Over a century ago in 1912, Marcel Duchamp attended an aviation fair with Constantin Brancusi. Browsing the fair’s booths, much as visitors will do soon at Art Basel, Duchamp was rumored to have remarked: ‘who can do better than this propeller?’ upon viewing a deconstructed engine. All this time later, Hefti offers an answer in the form of an elision. Rather than simply presenting the finished results that one can achieve with these complicated machines, he turns the viewers attention to the performative and diminutively spectacular choreography of its process. By exchanging the context of the machines normal operating environment for the fair booth, these normally unseen, and time-based images of work are brought into visibility. As well, there’s a destabilizing of the entire context of the fair’s architecture. For a week in June the Messe hosts thousands of significant works of art. However during the rest of the year, watches, boats, and even related high-tech machines present themselves in this fair style. The artist makes a gesture that sits uneasily between these worlds, creating both visual product, and technical example. This leads us to new insight about the role of precision industry in producing our common experience and aesthetics.

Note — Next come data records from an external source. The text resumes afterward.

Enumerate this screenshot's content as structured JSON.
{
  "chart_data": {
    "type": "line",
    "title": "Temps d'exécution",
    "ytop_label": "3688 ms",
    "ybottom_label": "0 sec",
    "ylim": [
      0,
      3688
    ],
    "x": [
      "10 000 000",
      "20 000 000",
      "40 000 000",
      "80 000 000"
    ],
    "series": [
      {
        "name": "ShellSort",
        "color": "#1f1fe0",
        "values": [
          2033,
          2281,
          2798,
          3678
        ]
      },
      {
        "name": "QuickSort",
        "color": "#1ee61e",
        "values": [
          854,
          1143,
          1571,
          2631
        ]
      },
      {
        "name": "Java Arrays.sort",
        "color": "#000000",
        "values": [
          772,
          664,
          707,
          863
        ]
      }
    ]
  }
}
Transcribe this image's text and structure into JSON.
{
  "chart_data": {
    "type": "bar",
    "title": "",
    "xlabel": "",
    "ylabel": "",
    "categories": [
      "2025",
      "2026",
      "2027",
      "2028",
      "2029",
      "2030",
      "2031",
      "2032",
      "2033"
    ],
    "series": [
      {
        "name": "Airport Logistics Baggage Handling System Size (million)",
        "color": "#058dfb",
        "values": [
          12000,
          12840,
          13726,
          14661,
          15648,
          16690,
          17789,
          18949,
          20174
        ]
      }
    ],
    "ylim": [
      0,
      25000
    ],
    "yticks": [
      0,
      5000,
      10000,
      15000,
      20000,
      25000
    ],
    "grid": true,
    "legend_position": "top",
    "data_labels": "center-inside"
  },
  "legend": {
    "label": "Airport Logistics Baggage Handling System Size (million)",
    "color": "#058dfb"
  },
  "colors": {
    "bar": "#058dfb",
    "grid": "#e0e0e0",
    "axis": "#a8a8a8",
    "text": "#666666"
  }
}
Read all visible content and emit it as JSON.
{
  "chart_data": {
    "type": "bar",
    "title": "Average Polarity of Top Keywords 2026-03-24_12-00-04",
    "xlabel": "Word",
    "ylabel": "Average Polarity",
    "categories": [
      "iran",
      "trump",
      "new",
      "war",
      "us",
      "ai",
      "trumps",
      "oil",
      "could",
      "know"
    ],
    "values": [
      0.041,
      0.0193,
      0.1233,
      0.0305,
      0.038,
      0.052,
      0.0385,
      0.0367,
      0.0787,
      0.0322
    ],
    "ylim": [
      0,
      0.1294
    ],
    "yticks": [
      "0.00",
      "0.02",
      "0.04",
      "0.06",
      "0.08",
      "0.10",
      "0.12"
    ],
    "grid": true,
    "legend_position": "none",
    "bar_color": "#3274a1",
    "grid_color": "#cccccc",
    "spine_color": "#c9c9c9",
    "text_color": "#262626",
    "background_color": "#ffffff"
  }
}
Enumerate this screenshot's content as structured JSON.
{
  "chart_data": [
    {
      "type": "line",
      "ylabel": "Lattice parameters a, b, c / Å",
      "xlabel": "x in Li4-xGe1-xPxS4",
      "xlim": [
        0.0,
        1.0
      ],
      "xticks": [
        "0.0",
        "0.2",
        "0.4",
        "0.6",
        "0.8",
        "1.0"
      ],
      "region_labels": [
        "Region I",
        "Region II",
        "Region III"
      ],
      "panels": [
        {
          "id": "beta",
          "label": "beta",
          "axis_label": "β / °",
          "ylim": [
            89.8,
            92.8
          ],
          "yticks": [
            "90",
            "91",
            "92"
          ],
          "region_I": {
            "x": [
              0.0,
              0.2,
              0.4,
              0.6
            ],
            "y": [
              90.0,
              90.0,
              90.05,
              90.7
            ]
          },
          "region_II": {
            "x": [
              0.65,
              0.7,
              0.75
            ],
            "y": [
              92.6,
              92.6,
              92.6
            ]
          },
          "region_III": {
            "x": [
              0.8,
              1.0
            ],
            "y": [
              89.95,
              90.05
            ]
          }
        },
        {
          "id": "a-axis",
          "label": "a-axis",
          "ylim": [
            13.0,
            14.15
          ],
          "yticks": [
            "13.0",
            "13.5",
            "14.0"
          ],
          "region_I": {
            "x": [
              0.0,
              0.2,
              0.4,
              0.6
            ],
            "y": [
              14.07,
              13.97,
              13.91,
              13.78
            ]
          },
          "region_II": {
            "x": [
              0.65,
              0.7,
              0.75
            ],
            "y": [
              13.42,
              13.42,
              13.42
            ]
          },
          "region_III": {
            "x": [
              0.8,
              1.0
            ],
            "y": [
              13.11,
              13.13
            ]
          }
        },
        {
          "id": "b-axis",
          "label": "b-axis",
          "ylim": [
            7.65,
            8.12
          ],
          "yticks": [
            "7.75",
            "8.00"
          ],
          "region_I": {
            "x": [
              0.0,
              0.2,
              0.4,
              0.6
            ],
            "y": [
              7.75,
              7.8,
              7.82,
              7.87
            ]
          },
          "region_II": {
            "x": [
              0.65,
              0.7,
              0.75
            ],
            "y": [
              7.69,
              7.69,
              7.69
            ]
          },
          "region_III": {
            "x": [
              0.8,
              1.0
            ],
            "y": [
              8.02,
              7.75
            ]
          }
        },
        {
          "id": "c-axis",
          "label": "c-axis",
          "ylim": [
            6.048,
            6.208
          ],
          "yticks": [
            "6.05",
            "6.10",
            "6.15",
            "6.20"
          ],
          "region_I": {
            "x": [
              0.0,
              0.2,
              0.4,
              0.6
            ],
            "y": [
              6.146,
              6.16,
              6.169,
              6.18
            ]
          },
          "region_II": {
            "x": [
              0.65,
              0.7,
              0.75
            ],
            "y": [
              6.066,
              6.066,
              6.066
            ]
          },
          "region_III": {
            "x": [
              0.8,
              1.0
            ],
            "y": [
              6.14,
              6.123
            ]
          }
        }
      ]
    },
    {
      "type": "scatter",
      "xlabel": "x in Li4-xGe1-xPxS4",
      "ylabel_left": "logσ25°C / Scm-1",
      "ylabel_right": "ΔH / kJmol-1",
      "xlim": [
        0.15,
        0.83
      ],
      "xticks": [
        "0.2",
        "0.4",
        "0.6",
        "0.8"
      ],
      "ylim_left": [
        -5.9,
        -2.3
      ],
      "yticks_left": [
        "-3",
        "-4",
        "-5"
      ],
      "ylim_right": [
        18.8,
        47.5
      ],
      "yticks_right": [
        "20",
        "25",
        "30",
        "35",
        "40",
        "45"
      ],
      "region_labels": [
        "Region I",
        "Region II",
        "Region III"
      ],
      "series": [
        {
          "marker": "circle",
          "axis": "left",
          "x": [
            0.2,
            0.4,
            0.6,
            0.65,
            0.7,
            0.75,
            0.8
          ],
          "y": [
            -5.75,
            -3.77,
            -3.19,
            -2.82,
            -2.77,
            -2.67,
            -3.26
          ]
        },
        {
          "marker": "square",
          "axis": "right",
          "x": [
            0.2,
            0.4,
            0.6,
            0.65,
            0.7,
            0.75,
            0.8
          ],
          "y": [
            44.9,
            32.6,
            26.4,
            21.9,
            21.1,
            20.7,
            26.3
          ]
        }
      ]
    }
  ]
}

Born 1978 in Biel-Bienne, Switzerland, Raphael Hefti is an artist based in London and Zurich. He received his MFA from the Slade School of Fine Art in 2011. His recent solo exhibitions include: ‘OR OR OR ?’, Centre d’Art Contemporain Genève, Geneva, Switzerland (2015); ‘Raphael Hefti’, Nottingham Contemporary, Nottingham, UK; ‘Raw Draw’, RaebervonStenglin, Zürich, Switzerland (all 2014); ‘Nature More’, CAPC, Bordeaux, France (2013); ‘Inside the White Cube’, White Cube, London, UK; ‘Launching Rockets Never Gets Old’, Camden Arts Centre, London, UK (both 2012). His group exhibitions include: ‘Pleas-urePrinciples‘, Fondation Lafayette, Paris, France (2014); ‘Flex-Sil Reloaded’, Kunst Halle Sankt Gallen, St. Gallen, Switzer-land; ‘Quick Fix Remix’, Ancient & Modern, London, UK; ‘No one lives here‘, Royal College of Art, London (all 2013); ‘ Minimal Myth’, Museum Boijmans van Beuningen, Rotterdam, Netherlands; ‘La jeunesse est un art’, Aargauer Kunsthaus, Aarau, Switzerland; ‘Straight Up’, Familiy Business, New York, US (all 2012); ‘How to work (more for) less’ Kunsthalle Basel, Basel, Switzerland; ‘How to work’, Kunsthalle Basel, Basel, Switzerland (both 2011) and ‘The sun is the tongue, the shadow is the language’, Ancient & Modern, London, UK (2010). In 2014 there was the inauguration of his roof as a permanent art installation at the new museum Fondation Vincent Van Gogh in Arles.